Pitch and frequency are directly related. Higher frequency = higher pitch. Lower frequency = lower pitch. Every musical note corresponds to a specific frequency. When a musician tunes their instrument, they're adjusting the frequency of the vibration.
The audible spectrum
Human hearing spans approximately 20 Hz to 20,000 Hz — though this varies significantly by person and age. Most adults over 40 have meaningful hearing loss above 12–14 kHz. This is relevant to audio engineering because it influences what needs to be preserved in recordings.
| Range | Name | What you hear | Examples |
|---|---|---|---|
| 20–60 Hz | Sub-bass | Deep rumble — felt more than heard | Bass synth sub, kick drum thump |
| 60–250 Hz | Bass | Warmth, body, power | Bass guitar, kick drum, bass vocals |
| 250–500 Hz | Low-mid | Fullness vs muddiness | Male vocals, acoustic guitar body |
| 500 Hz–2 kHz | Midrange | Presence, clarity | Most vocals, snare, guitar |
| 2–6 kHz | Upper-mid | Attack, articulation, "presence" | Vocal intelligibility, piano attack |
| 6–12 kHz | High (air) | Brightness, detail, sparkle | Cymbals, sibilance, breath |
| 12–20 kHz | Ultra-high | Air, space, shimmer | Overhead microphones, room ambience |
What human hearing can and can't perceive
The 20–20,000 Hz range is often cited as the limits of human hearing, but the reality is more nuanced. Sensitivity isn't flat across the spectrum. Human hearing is most sensitive around 2–5 kHz — roughly where speech intelligibility lives. Sensitivity drops off significantly at the very low and very high ends.
This uneven sensitivity is exactly what audio codecs exploit. When an MP3 encoder uses its psychoacoustic model to decide what to discard, high frequencies go first at lower bitrates — because the ears are least sensitive there. Sub-bass also gets reduced. The midrange, where hearing is most acute, is preserved most carefully.
Age matters significantly. Children can hear up to 20 kHz clearly. Most adults over 40 begin to lose meaningful sensitivity above 12–14 kHz. Above 60, the upper limit often drops to 10 kHz or less. Audio engineering content aimed at "hi-res audio" sometimes overlooks this — the frequencies being preserved may already be inaudible to much of the audience.
What frequency range matters for intelligibility
Not all frequencies are equally important for understanding spoken content. The fundamental frequencies of human speech sit between about 300 Hz and 3,000 Hz. The higher frequencies — above 3 kHz — carry consonants: the sounds that distinguish "s" from "sh", "p" from "b", "t" from "d". Without high-frequency content, speech becomes muddy and hard to understand.

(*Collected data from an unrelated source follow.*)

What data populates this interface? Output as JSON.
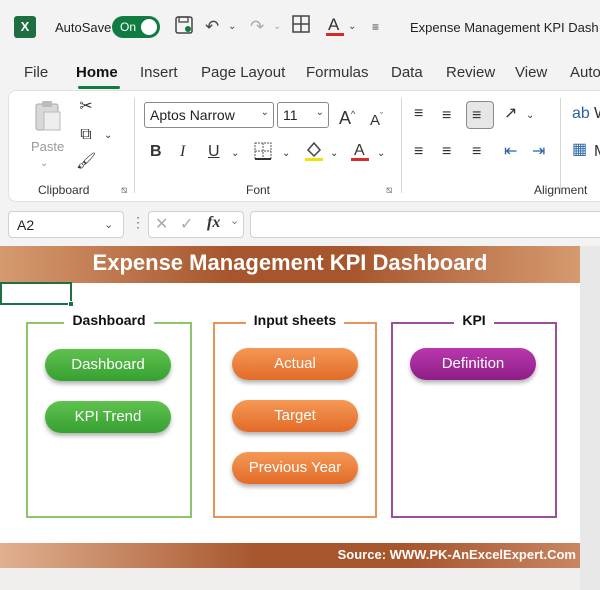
{
  "titlebar": {
    "app_icon": "X",
    "autosave_label": "AutoSave",
    "autosave_state": "On",
    "document_title": "Expense Management KPI Dash",
    "icons": [
      "excel-logo-icon",
      "save-icon",
      "undo-icon",
      "redo-icon",
      "table-icon",
      "font-color-icon",
      "customize-dropdown-icon"
    ]
  },
  "ribbon_tabs": [
    "File",
    "Home",
    "Insert",
    "Page Layout",
    "Formulas",
    "Data",
    "Review",
    "View",
    "Auto"
  ],
  "active_tab": "Home",
  "ribbon": {
    "clipboard": {
      "label": "Clipboard",
      "paste_label": "Paste"
    },
    "font": {
      "label": "Font",
      "font_name": "Aptos Narrow",
      "font_size": "11",
      "bold": "B",
      "italic": "I",
      "underline": "U",
      "grow": "A",
      "shrink": "A"
    },
    "alignment": {
      "label": "Alignment"
    }
  },
  "formula_bar": {
    "cell_ref": "A2",
    "fx_label": "fx",
    "value": ""
  },
  "dashboard": {
    "title": "Expense Management KPI Dashboard",
    "groups": [
      {
        "title": "Dashboard",
        "color": "#8cc56a",
        "buttons": [
          "Dashboard",
          "KPI Trend"
        ]
      },
      {
        "title": "Input sheets",
        "color": "#e8935a",
        "buttons": [
          "Actual",
          "Target",
          "Previous Year"
        ]
      },
      {
        "title": "KPI",
        "color": "#9b4f9a",
        "buttons": [
          "Definition"
        ]
      }
    ],
    "footer": "Source: WWW.PK-AnExcelExpert.Com"
  },
  "colors": {
    "banner": "#a6552c",
    "green_button": "#44ad3a",
    "orange_button": "#e9772f",
    "purple_button": "#a02a96",
    "excel_green": "#107c41"
  }
}
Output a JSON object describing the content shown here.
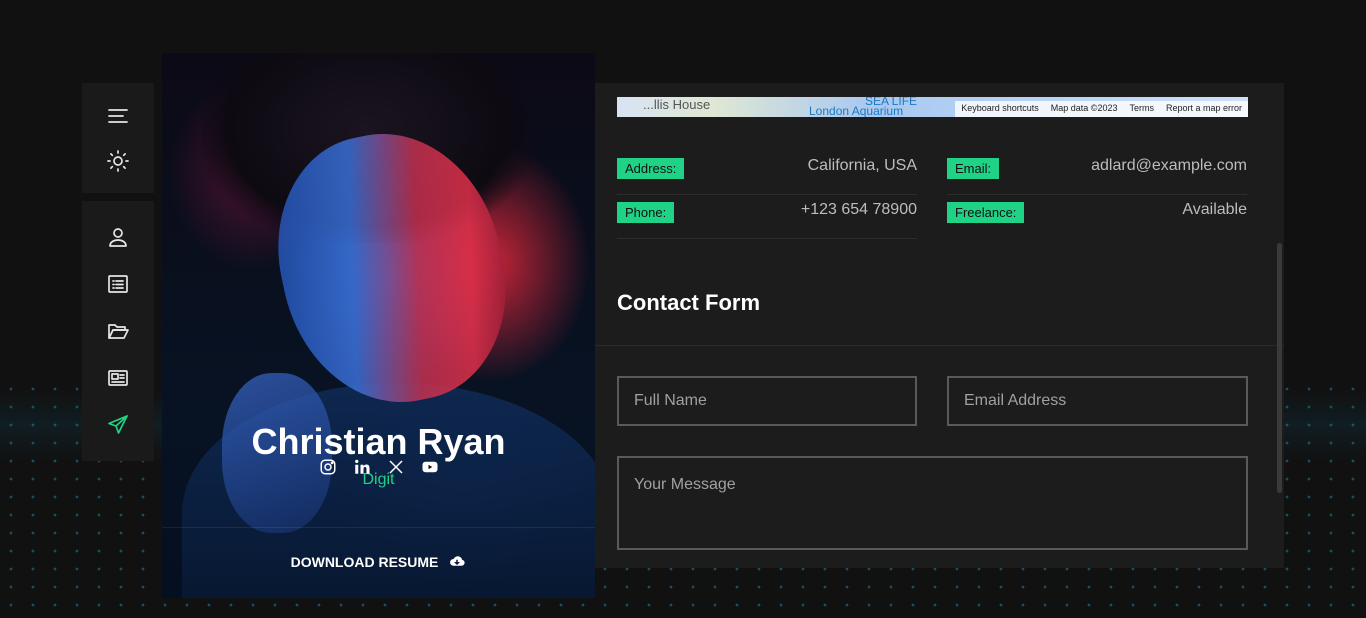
{
  "nav": {
    "top": [
      {
        "icon": "menu-icon"
      },
      {
        "icon": "sun-icon"
      }
    ],
    "items": [
      {
        "icon": "user-icon",
        "label": "About"
      },
      {
        "icon": "list-icon",
        "label": "Resume"
      },
      {
        "icon": "folder-icon",
        "label": "Portfolio"
      },
      {
        "icon": "news-icon",
        "label": "Blog"
      },
      {
        "icon": "send-icon",
        "label": "Contact",
        "active": true
      }
    ]
  },
  "profile": {
    "name": "Christian Ryan",
    "role": "Digit",
    "socials": [
      "instagram-icon",
      "linkedin-icon",
      "x-icon",
      "youtube-icon"
    ],
    "download_label": "DOWNLOAD RESUME"
  },
  "map": {
    "label_left": "...llis House",
    "label_sea": "SEA LIFE",
    "label_aquarium": "London Aquarium",
    "attribution": [
      "Keyboard shortcuts",
      "Map data ©2023",
      "Terms",
      "Report a map error"
    ]
  },
  "info": {
    "address_label": "Address:",
    "address_value": "California, USA",
    "email_label": "Email:",
    "email_value": "adlard@example.com",
    "phone_label": "Phone:",
    "phone_value": "+123 654 78900",
    "freelance_label": "Freelance:",
    "freelance_value": "Available"
  },
  "form": {
    "title": "Contact Form",
    "name_placeholder": "Full Name",
    "email_placeholder": "Email Address",
    "message_placeholder": "Your Message"
  },
  "colors": {
    "accent": "#1fd286",
    "background": "#111111",
    "panel": "#1c1c1c"
  }
}
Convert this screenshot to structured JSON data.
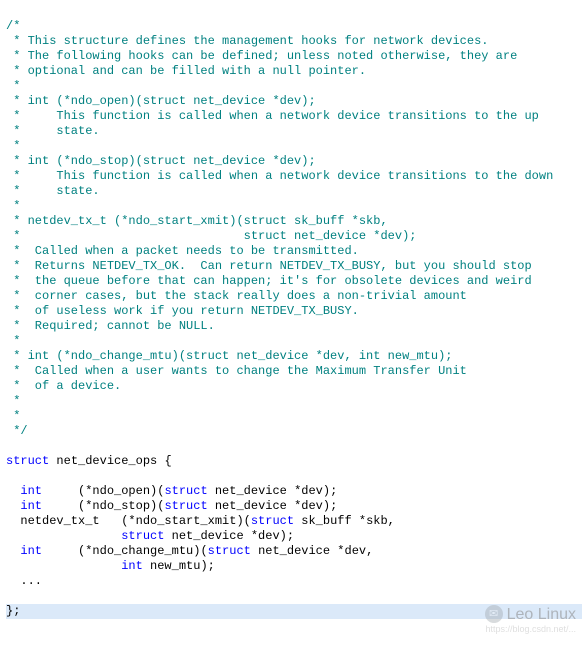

Telephone calls are limited to roughly 300 Hz–3,400 Hz — the narrowest range that still allows reasonable speech intelligibility. FM radio extends a bit higher; most broadcast codecs preserve at least up to 15 kHz for music.
For voice recordings — podcasts, audiobooks, interviews — the full audible spectrum isn't critical. Clear capture of the 300 Hz–8 kHz range is the priority. For music, the full spectrum matters: high-frequency content is what gives cymbals their shimmer, instruments their breath, and recordings their sense of space.
Age and hearing range: what this means for quality decisions
The 20–20,000 Hz range is the theoretical maximum for young, healthy human hearing. In practice, most adults progressively lose sensitivity in the upper frequencies with age. By 40, it's common to have significant sensitivity loss above 12–14 kHz. By 60, the upper limit can drop to 10 kHz or lower.
This has practical implications for audio format decisions. The case for high-resolution audio (96 kHz, 192 kHz) often emphasises frequency content above 20 kHz — ultrasonic range that most adults genuinely cannot hear. For the majority of listeners, the audible difference between a 44.1 kHz/16-bit lossless file and a 96 kHz/24-bit file is essentially zero.
For everyday listening, voice content, and distribution: preserving the 20 Hz–16 kHz range accurately is sufficient for virtually all audiences. The top octave of theoretical human hearing is, for most people most of the time, already gone.